The recent controversy over sales to US police forces of Amazon’s real-time facial recognition technology, Rekognition, has made privacy and citizens’ rights groups – and some US politicians – uncomfortable, especially when set alongside the networked neighbourhood security elements of its Ring acquisition.
What next for the company, some might be thinking: Amazon-branded police looking after clients’ homes and streets? That’s not such a far-fetched idea. The launch in the UK of companies such as My Local Bobby – a private, uniformed police service for wealthy home owners – may persuade Bezos that this is yet another growth market (alongside the Echo Look’s style police, perhaps).
And while the arrival of an Amazon robot in the home seems inevitable – monitoring security and safety, managing music and media, switching the lights and heating on or off, appraising outfits, booking holidays, reading the news to owners and bedtime stories to kids – any robot that is constantly linked to a single retailer risks being overkill.
That said, Amazon’s ability to regard its hardware as a loss leader for loyalty to its retail services could finally unlock the mass market for domestic robots – a sector long held back by the high cost and limited functionality/app availability of many robots.
However, such as robot would also be a massive target for hackers. The lack of basic security functions in one of the world’s most popular humanoid robots, SoftBank’s Pepper, recently alarmed researchers (SoftBank’s popular NAO machines almost certainly share the same vulnerabilities, as our report revealed).
As for Amazon’s critics, Bezos would say that he is merely spreading the benefits of his retail and Web services platforms to all of the manufacturers, outlets, and service providers that sell through it. And he would be right; after all, we are all used to making informed choices about technology providers and their ecosystems, whether it is Apple/iOs or Google/Android, along with Netflix, Spotify, et al.
However, transparency and market competition will be under close scrutiny to see why one product or service is preferred by Alexa/Vesta, rather than another, and the extent to which customer data is being kept safe.

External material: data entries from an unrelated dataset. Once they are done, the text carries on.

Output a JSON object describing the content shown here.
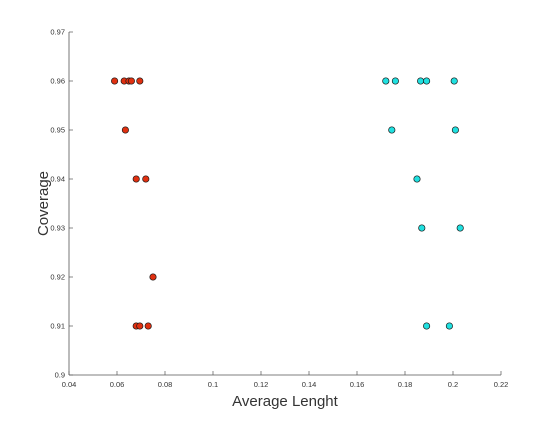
{
  "chart_data": {
    "type": "scatter",
    "title": "",
    "xlabel": "Average Lenght",
    "ylabel": "Coverage",
    "xlim": [
      0.04,
      0.22
    ],
    "ylim": [
      0.9,
      0.97
    ],
    "x_ticks": [
      0.04,
      0.06,
      0.08,
      0.1,
      0.12,
      0.14,
      0.16,
      0.18,
      0.2,
      0.22
    ],
    "x_tick_labels": [
      "0.04",
      "0.06",
      "0.08",
      "0.1",
      "0.12",
      "0.14",
      "0.16",
      "0.18",
      "0.2",
      "0.22"
    ],
    "y_ticks": [
      0.9,
      0.91,
      0.92,
      0.93,
      0.94,
      0.95,
      0.96,
      0.97
    ],
    "y_tick_labels": [
      "0.9",
      "0.91",
      "0.92",
      "0.93",
      "0.94",
      "0.95",
      "0.96",
      "0.97"
    ],
    "grid": false,
    "legend": "none",
    "series": [
      {
        "color": "#e03010",
        "points": [
          {
            "x": 0.059,
            "y": 0.96
          },
          {
            "x": 0.063,
            "y": 0.96
          },
          {
            "x": 0.065,
            "y": 0.96
          },
          {
            "x": 0.066,
            "y": 0.96
          },
          {
            "x": 0.0695,
            "y": 0.96
          },
          {
            "x": 0.0635,
            "y": 0.95
          },
          {
            "x": 0.068,
            "y": 0.94
          },
          {
            "x": 0.072,
            "y": 0.94
          },
          {
            "x": 0.075,
            "y": 0.92
          },
          {
            "x": 0.068,
            "y": 0.91
          },
          {
            "x": 0.0695,
            "y": 0.91
          },
          {
            "x": 0.073,
            "y": 0.91
          }
        ]
      },
      {
        "color": "#20e0e0",
        "points": [
          {
            "x": 0.172,
            "y": 0.96
          },
          {
            "x": 0.176,
            "y": 0.96
          },
          {
            "x": 0.1865,
            "y": 0.96
          },
          {
            "x": 0.189,
            "y": 0.96
          },
          {
            "x": 0.2005,
            "y": 0.96
          },
          {
            "x": 0.1745,
            "y": 0.95
          },
          {
            "x": 0.201,
            "y": 0.95
          },
          {
            "x": 0.185,
            "y": 0.94
          },
          {
            "x": 0.187,
            "y": 0.93
          },
          {
            "x": 0.203,
            "y": 0.93
          },
          {
            "x": 0.189,
            "y": 0.91
          },
          {
            "x": 0.1985,
            "y": 0.91
          }
        ]
      }
    ]
  }
}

Internet of Business recently reported findings from the Consumers Association that what it calls “corporate surveillance” via Internet of Things and smart-home devices has reached “staggering” levels, with one smart TV found to be sending customer data to 700 different IP addresses in a matter of minutes.
Meanwhile, are Amazon’s fashion advisors offering impartial advice to Echo Look owners, or merely incentivised to sell them more product? Which voices to trust: a very 21st Century problem.